Warm up your broadband connections, because Mountain Lion is now available for public consumption. Apple released OS X 10.8 to the Mac App Store on Wednesday morning, less than a day after announcing its third-quarter earnings—just as we originally predicted. The release weighs in at 4.05GB and costs a flat $19.99 for the upgrade, so long as your Mac is supported.
It has been a seemingly short five months since Apple first went public about OS X Mountain Lion. The goal of the release is to bring over many of the successful elements from iOS in order to improve upon the Mac experience—for example, 10.8 includes Mac versions of Notes, Reminders, Game Center, Notification Center, Share Sheets, OS-wide Twitter integration, and AirPlay Mirroring. That’s in addition to improved iCloud support across a number of Apple apps, as well as the ability to use a single sign-in to set up Contacts, Mail, Calendar, Messages, FaceTime, and Find My Mac. There’s also a new feature called Power Nap, which allows your machine to wake itself up to download software updates, iCloud, and back up to Time Machine.
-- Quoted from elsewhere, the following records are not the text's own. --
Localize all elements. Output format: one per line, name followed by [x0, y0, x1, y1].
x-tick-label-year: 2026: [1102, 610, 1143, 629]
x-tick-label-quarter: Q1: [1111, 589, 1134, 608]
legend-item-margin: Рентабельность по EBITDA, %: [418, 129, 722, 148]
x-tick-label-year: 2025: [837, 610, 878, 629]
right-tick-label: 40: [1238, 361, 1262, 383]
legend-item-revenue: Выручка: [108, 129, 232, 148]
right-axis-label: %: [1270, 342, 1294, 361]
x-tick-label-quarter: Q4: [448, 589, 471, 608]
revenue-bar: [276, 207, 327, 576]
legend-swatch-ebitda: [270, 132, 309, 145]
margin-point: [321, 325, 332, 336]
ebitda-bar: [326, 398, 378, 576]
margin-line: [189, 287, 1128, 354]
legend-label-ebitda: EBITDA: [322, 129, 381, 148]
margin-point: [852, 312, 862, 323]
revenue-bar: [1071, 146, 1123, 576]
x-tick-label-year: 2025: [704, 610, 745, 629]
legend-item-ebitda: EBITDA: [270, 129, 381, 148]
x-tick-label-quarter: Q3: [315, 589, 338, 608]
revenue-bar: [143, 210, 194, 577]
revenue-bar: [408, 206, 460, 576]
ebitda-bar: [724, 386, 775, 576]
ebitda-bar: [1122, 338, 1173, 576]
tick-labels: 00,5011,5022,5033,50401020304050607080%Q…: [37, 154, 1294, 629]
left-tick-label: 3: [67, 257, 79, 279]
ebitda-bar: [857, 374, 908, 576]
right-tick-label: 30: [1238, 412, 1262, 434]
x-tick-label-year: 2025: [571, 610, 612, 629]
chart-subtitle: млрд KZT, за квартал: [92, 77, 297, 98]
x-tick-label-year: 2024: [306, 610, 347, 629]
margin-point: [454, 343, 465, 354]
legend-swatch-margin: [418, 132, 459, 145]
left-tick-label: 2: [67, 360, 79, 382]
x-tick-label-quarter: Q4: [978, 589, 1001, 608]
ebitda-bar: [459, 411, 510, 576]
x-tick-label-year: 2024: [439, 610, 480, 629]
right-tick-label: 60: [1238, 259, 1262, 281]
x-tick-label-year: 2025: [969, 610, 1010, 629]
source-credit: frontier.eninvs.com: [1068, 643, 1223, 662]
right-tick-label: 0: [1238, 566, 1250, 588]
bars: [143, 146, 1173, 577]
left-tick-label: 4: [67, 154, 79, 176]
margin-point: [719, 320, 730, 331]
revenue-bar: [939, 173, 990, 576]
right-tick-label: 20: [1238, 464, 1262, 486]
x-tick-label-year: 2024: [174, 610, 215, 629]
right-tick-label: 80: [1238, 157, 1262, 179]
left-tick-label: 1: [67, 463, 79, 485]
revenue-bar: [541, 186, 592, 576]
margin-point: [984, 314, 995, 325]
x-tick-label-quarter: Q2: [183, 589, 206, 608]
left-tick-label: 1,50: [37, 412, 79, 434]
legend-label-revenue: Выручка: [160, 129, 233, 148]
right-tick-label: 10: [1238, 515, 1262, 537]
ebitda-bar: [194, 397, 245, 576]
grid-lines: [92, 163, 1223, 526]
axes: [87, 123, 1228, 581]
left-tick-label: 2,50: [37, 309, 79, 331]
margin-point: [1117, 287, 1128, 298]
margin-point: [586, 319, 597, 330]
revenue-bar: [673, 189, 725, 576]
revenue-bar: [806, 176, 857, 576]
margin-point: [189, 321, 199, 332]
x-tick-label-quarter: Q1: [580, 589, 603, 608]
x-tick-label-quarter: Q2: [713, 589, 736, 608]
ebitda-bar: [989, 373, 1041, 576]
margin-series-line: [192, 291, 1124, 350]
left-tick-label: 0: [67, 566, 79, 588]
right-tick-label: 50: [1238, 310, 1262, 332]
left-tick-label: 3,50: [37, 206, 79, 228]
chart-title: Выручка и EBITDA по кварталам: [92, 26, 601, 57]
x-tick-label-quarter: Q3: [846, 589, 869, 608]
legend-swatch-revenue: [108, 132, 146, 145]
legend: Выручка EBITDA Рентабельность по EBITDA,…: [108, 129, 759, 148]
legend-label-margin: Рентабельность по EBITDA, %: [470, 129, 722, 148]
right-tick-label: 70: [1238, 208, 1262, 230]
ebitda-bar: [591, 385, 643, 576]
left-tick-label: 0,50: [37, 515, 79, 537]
Mountain Lion will also feature Gatekeeper, which allows users to control (via settings) the sources from which different apps can be installed. By default, apps from the Mac App Store and those with approved developer certificates—even if they were downloaded over the Web—are allowed. But users can also opt to allow apps from any source, including shady sites with unsigned apps. When we spoke to a handful of third-party Mac developers in February, most of them seemed cautiously optimistic about GateKeeper, and some even wished that Apple would port such a system over to iOS so that users could have the option to run apps that came from places other than the App Store.